EX-99.2 15 d316480dex992.htm EX-99.2 EX-99.2

Exhibit 99.2

CONSENT OF WELLS FARGO SECURITIES, LLC

Exterran Corporation

11000 Equity Drive

Houston, TX 77041

Attention: Board of Directors

 

RE:

Proxy Statement / Prospectus the (“Proxy Statement/Prospectus”) of Exterran Corporation (“Exterran”) and Enerflex Ltd., which forms part of the Registration Statement on Form F-4 of Enerflex Ltd. (the “Registration Statement”)

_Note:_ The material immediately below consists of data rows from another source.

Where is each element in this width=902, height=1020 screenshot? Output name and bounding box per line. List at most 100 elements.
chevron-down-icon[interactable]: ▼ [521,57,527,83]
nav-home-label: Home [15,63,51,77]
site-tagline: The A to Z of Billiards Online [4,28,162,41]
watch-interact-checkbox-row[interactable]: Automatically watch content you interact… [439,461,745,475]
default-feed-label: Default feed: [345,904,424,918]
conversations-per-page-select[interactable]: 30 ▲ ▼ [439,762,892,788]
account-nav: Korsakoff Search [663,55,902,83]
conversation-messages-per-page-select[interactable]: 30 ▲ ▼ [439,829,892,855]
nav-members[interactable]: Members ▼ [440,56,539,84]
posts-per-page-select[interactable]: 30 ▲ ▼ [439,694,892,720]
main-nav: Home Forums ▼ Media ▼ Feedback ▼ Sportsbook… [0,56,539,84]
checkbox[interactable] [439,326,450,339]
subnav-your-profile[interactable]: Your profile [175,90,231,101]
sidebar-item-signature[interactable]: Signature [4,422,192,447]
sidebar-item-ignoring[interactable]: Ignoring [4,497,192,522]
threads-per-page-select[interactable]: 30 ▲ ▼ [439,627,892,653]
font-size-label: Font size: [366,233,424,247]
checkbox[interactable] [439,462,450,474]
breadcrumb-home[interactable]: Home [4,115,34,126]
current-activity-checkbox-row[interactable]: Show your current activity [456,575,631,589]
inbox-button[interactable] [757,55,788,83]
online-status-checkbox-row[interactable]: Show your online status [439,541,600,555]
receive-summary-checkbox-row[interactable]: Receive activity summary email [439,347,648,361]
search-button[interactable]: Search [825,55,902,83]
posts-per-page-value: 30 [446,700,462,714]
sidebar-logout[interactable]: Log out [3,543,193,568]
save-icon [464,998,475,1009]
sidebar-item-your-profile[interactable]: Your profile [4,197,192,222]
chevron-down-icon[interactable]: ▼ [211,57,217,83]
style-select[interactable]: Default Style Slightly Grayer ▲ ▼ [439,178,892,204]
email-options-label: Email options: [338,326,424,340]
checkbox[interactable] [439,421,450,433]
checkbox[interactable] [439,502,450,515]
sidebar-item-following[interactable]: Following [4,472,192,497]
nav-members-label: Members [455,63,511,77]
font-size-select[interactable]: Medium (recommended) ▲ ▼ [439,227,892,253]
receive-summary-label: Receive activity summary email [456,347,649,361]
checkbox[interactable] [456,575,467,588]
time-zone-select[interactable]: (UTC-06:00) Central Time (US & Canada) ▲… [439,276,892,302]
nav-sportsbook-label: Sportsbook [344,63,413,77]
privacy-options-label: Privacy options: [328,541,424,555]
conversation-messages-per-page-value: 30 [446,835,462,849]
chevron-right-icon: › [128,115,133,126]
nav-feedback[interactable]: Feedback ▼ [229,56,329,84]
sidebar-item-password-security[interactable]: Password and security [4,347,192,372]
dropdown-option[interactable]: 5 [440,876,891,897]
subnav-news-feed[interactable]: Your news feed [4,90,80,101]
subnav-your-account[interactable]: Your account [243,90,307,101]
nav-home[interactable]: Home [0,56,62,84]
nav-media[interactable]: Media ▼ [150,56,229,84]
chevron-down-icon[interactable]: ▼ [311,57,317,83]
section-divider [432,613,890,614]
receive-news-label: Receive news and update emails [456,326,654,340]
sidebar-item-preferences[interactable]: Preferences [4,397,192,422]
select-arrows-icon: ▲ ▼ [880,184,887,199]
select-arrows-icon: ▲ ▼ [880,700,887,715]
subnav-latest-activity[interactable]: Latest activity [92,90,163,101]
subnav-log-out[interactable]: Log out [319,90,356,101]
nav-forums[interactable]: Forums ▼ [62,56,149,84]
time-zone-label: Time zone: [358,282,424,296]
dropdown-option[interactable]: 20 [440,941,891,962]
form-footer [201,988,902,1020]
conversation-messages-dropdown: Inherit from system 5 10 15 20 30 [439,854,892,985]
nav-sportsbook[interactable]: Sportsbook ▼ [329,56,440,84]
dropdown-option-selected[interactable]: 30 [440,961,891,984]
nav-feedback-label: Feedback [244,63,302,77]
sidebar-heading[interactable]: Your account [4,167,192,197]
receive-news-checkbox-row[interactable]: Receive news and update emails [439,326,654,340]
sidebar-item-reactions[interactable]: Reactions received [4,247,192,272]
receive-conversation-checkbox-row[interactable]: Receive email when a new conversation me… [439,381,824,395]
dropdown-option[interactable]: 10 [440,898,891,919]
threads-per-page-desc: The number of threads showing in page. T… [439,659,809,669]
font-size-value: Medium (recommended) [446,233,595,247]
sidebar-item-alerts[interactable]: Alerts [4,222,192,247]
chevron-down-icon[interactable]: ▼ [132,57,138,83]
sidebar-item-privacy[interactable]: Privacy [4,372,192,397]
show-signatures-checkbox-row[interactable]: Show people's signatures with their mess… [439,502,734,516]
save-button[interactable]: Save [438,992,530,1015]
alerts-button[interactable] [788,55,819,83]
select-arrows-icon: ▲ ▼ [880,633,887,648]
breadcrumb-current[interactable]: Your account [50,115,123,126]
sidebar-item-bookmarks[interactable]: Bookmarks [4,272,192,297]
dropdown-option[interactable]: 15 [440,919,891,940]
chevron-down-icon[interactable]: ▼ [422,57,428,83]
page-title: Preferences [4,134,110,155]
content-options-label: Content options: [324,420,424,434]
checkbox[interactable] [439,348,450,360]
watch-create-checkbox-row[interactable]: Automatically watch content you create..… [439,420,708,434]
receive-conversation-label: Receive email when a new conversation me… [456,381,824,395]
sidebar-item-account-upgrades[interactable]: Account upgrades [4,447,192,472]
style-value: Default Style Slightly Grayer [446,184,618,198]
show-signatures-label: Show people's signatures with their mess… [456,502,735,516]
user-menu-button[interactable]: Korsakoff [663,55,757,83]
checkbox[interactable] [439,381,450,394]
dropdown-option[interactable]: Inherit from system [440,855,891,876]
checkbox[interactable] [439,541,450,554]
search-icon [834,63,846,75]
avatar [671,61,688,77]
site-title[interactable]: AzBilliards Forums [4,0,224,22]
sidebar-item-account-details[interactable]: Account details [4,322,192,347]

Members of the Board of Directors:

We hereby consent to the inclusion of our opinion letter, dated January 23, 2022, to the Exterran Board of Directors as Annex B to the Proxy Statement/Prospectus included in the Registration Statement filed with the Securities and Exchange Commission as of the date hereof and the references to our firm and our opinion in such Proxy Statement/Prospectus under the headings “Summary—Opinion of the Financial Advisor to Exterran—Opinion of Wells Fargo Securities, LLC,” “The Exterran Merger Proposal—Background of the Merger,” “The Exterran Merger Proposal—Recommendation of the Exterran Board; Exterran’s Reasons for the Transaction,” “The Exterran Merger Proposal—Opinion of the Financial Advisor to Exterran” and “The Exterran Merger Proposal—Certain Unaudited Prospective Financial Information.”

The foregoing consent applies only to the Registration Statement being filed with the Securities and Exchange Commission as of the date hereof and not to any other amendments or supplements thereto, and our opinion is not to be used, circulated, quoted or otherwise referred to for any other purpose, nor is it to be filed with, included in or referred to in whole or in part in any other registration statement (including any subsequent amendments to the above-mentioned Registration Statement), proxy statement or any other document, except in accordance with our prior written consent.

In giving our consent, we do not admit that we come within the category of persons whose consent is required under Section 7 of the Securities Act of 1933, as amended, or the rules and regulations of the Securities and Exchange Commission thereunder, nor do we admit that we are experts with respect to any part of such Registration Statement within the meaning of the term “experts” as used in the Securities Act of 1933, as amended, or the rules and regulations of the Securities and Exchange Commission thereunder.